Geschiedenis van Valencia CF

De club werd opgericht op 1 maart 1919 door een groep jonge spelers die hadden gevoetbald bij lokale clubs die inmiddels waren verdwenen. Valencia groeide al snel uit tot een toonaangevende ploeg in de regio Valencia en verdiende in 1923 het recht om deel te nemen aan het eerste nationale toernooi: de Copa del Rey. Dit gaf de club bekendheid in heel Spanje, wat hielp om een grotere aanhang te krijgen en het mogelijk maakte om het Mestalla-stadion te bouwen.

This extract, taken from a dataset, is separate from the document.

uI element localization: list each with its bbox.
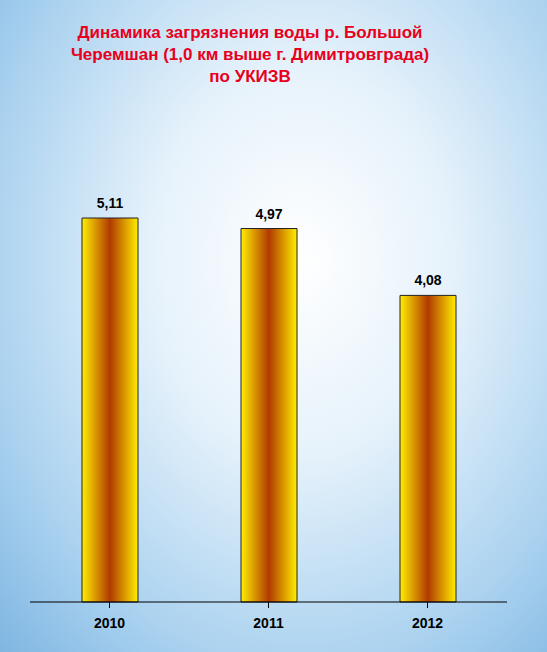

Toen in 1928 de eerste nationale Spaanse competitie van start ging, begon Valencia CF in de tweede divisie. In 1931 promoveerde de club naar de hoogste afdeling. Tussen de jaren 40 en 50 beleefde Valencia een van zijn succesvolste periodes (misschien wel de succesvolste), met zeven gewonnen titels onder het voorzitterschap van Luis Casanova. In het begin van de jaren 60 kreeg de club nog meer prestige door twee keer op rij de Jaarbeursstedenbeker (Inter-Cities Fairs Cup) te winnen. In de twee decennia daarna volgden nog twee iconische Valencia-teams: het eerste onder leiding van Alfredo Di Stefano en het tweede met Mario Alberto Kempes als absolute ster.

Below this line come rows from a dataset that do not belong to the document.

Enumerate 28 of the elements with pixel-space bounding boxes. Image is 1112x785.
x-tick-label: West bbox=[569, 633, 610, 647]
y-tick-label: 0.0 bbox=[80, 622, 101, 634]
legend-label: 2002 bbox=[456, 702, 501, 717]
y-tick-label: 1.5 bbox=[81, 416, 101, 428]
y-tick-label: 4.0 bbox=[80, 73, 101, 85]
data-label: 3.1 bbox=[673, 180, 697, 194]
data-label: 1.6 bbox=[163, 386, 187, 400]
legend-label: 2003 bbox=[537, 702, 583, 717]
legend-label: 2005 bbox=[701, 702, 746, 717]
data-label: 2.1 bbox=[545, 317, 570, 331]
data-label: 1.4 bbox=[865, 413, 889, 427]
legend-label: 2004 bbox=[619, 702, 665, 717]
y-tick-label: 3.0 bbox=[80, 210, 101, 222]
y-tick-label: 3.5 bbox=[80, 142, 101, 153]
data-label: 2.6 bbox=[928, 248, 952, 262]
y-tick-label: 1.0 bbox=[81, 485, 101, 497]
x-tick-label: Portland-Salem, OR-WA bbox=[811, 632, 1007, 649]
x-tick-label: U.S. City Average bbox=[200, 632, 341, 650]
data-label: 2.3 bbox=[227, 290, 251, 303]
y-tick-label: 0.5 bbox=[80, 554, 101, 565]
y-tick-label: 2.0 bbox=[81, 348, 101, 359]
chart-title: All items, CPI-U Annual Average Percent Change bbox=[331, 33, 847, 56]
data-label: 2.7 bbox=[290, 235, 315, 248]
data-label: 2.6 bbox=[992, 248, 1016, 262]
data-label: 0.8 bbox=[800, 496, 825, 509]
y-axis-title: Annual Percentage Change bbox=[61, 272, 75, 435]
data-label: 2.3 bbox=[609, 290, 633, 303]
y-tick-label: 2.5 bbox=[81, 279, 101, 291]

Eind jaren 90 begon een gouden tijdperk voor de club, eerst met Claudio Ranieri als trainer, die de Copa del Rey en de UEFA Intertoto Cup wist te winnen. Aan het einde van het seizoen 1998-99 had Ranieri zijn vertrek al aangekondigd en werd hij opgevolgd door Hector Cúper, toenmalig trainer van RCD Mallorca. Bij zijn komst won Cúper de Spaanse Supercup tegen FC Barcelona en in zijn twee seizoenen aan het roer bereikte hij de finale van de UEFA Champions League - iets wat de club nooit eerder had gedaan. Helaas gingen beide finales verloren: eerst tegen Real Madrid en daarna, na strafschoppen, tegen Bayern München.

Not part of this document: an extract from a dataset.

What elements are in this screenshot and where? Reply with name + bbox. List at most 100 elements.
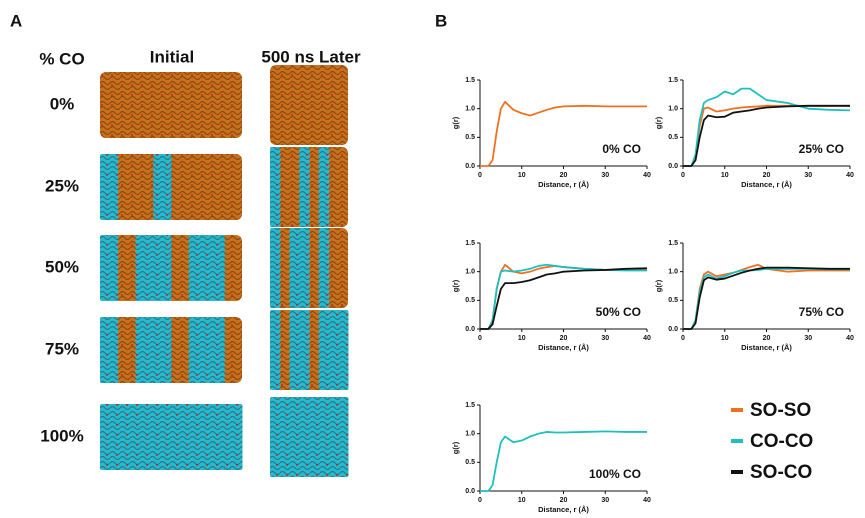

Rafael Benítez - hier terwijl hij manager was van Real Madrid
Rafael Benítez - hier terwijl hij manager was van Real Madrid

Rafa Benítez vóór Valencia

Rafa Benítez had als speler een carrière in de tweede, derde en vierde divisie van het Spaanse voetbal, nadat hij was opgeleid bij Real Madrid. Tegelijkertijd studeerde hij lichamelijke opvoeding. Op 26-jarige leeftijd stopte hij met voetballen en begon hij zijn trainerscarrière bij de jeugdteams van Real Madrid, waar hij opklom tot het tweede elftal (Real Madrid B). Na tien jaar besloot hij Real Madrid te verlaten om hoofdtrainer te worden van achtereenvolgens Valladolid, Osasuna, Extremadura en Tenerife. Bij de eerste twee had hij korte en weinig succesvolle periodes, maar bij de laatste twee wist hij promotie naar de hoogste divisie te bewerkstelligen.

Een Historisch Team

Toen Cúper in 2001 naar Inter Milan vertrok, besloot Valencia te investeren in Rafa Benítez dankzij Javier Subirats, destijds technisch directeur van de club. Het bestuur stond sceptisch tegenover deze beslissing - zozeer zelfs dat Subirats een document moest ondertekenen waarin hij de verantwoordelijkheid voor de aanstelling van Benítez erkende. Op 4 juli 2001 werd de Spaanse trainer officieel gepresenteerd in Mestalla, in een sfeer van twijfel over zijn komst. Critici vonden dat hij niet genoeg ervaring of een overtuigend palmares had om bij Valencia aan de slag te gaan.

Benítez' eerste wedstrijd als hoofdtrainer was tegen Real Madrid en hun beroemde Galácticos. Het was tevens de eerste wedstrijd van Zinedine Zidane voor Real, en de wedstrijd eindigde verrassend in een 1-0 overwinning voor Valencia. Ondanks deze goede start stond het team op speeldag 16 slechts op de achtste plaats in La Liga. Ze hadden weliswaar maar twee keer verloren, maar ook negen keer gelijkgespeeld. De positie van de trainer stond ter discussie, en tijdens de rust van de daaropvolgende wedstrijd tegen Espanyol stond Valencia met 2-0 achter. Op dat moment gingen er geruchten dat het bestuur Benítez zou ontslaan. In de tweede helft wist het team echter op spectaculaire wijze terug te komen: binnen slechts 21 minuten draaiden ze de wedstrijd volledig om.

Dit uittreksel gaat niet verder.